Wednesday, December 29, 2010

Bombardier Tales, Volume I

I’m waiting for siblings to dress in overalls, boots, and scarves so we can hit the fields with bombardier and toboggan. But he’s waiting for me. I step out, fill the interim with some movement, and he greets me, “What took you so long?” He’s been waiting a while. And I thought he was taking those short spins just for his own pleasure, but really, he was waiting for me.

“I don’t want to drive,” I say as I approach. He’s perched on the back. What girl wants to drive when there is a man with you? So he takes the driver’s seat. I grab the strap with one hand and his waist with the other.

We go: him, the retired Mountie, a man grappling with aging, a man so alive, with ever-increasing constraints and limitations on his life. And me, the girl-woman, coming home for Christmas to a place crammed with memory. Each activity thrusts another ream of “remember when” across my mind’s eye. Old pains, joys, fears, and hopes surface in the simple pleasures of a Christ-tide holiday.

So we travel on, south. The open fields crusted by Chinook winds, the stubble-preserved snow, the mild calm before the storm. “Should we go all the way to those mountains?” he asks, the revving motor matching his rising excitement. No matter that the Sweetgrass Hills are in Montana: soul and mind have space, and can dream fabulous, hilarious ventures.

We swerve and turn and drive over the wind-carved jumps, laughing and whooping our way through the fields. Back into the yard, he asks, “Enough?” and I answer, “Sure.” But he’s not ready to quit.
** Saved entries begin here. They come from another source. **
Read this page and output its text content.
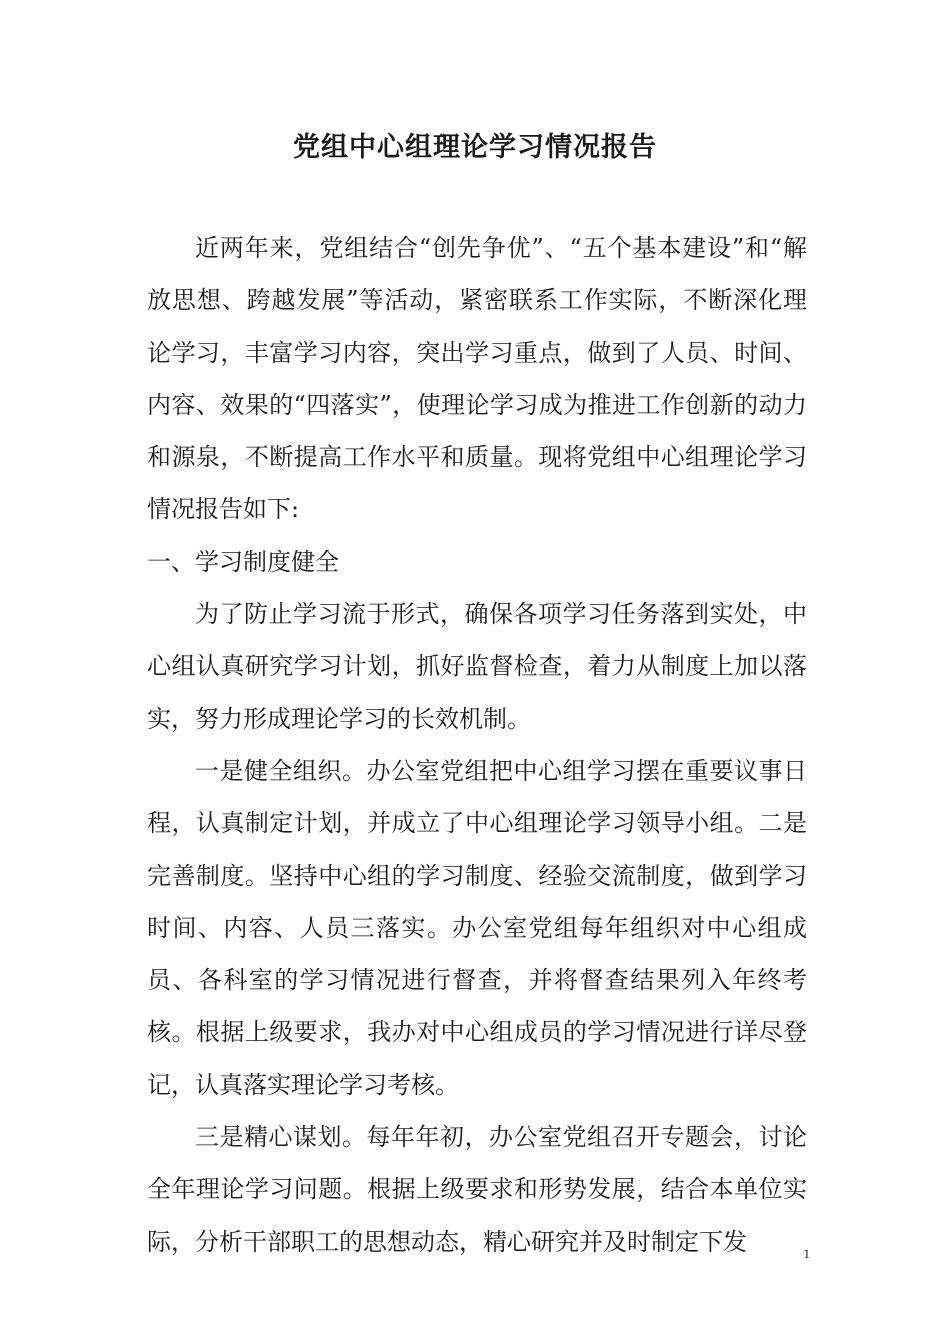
党组中心组理论学习情况报告

近两年来，党组结合“创先争优”、“五个基本建设”和“解放思想、跨越发展”等活动，紧密联系工作实际，不断深化理论学习，丰富学习内容，突出学习重点，做到了人员、时间、内容、效果的“四落实”，使理论学习成为推进工作创新的动力和源泉，不断提高工作水平和质量。现将党组中心组理论学习情况报告如下:

一、学习制度健全

为了防止学习流于形式，确保各项学习任务落到实处，中心组认真研究学习计划，抓好监督检查，着力从制度上加以落实，努力形成理论学习的长效机制。

一是健全组织。办公室党组把中心组学习摆在重要议事日程，认真制定计划，并成立了中心组理论学习领导小组。二是完善制度。坚持中心组的学习制度、经验交流制度，做到学习时间、内容、人员三落实。办公室党组每年组织对中心组成员、各科室的学习情况进行督查，并将督查结果列入年终考核。根据上级要求，我办对中心组成员的学习情况进行详尽登记，认真落实理论学习考核。

三是精心谋划。每年年初，办公室党组召开专题会，讨论全年理论学习问题。根据上级要求和形势发展，结合本单位实际，分析干部职工的思想动态，精心研究并及时制定下发	1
He needs to taste it again, that freedom of wind in your face, cold air freezing your skin, thumb vibrating with throttle’s heartbeat. “How ‘bout over that way?” So we head West, pinking sky ahead.

We swerve and meander to the standing rock, our own “Ebenezer,” where we stop to look. “I’ve never been out to this rock,” he says, and we’ve had it standing more than seven years. So I show him the cultivator indentations on the upper face, where shovels bounced and scraped and jabbed year after year. Flying geese, a flock of jagged “Vs,” travel across Ebenezer’s face, weathering it with their rusty wrinkles. But he stands unashamed, unmoved. The rock towers over our heads, though we can reach the top and brush off the hawk and osprey lime left on his crown. We talk about how Dad drug Ebenezer to this high spot in the field, pulling him with borrowed cable and our strongest tractor, from down in the dip to up on this ridge. People we’ve never met drive by and can see the rock, and we, sitting round our kitchen table, can see it through French door, beyond barn and shed and granaries, there at the swell in the field.

I restart the machine, and we head back, exploring, cheering, laughing, riding the bumpy ridge in the shelterbelt.

We come into the yard the front way, and siblings pour out of the house, ready for their own adventure. He isn’t ready to stop, to concede, to quit. I tell him to go, so he straddles long limb behind the younger man, and they take off, pulling a toboggan of fun-loving adventurers.

We remember, and live truly. We recall the past, and thrive instead of exist in the present. We re-visit, and explore history for the first time, and come away ready to live. Looking back, we see glimpses and glimmers of what makes us fully alive. And our hearts yearn with happy sorrow to be more than we have been, do more than we have done, love better what we have cherished little, and aspire for our true destiny.

He returns a hero, laughing and triumphant. And that’s just how he should come home.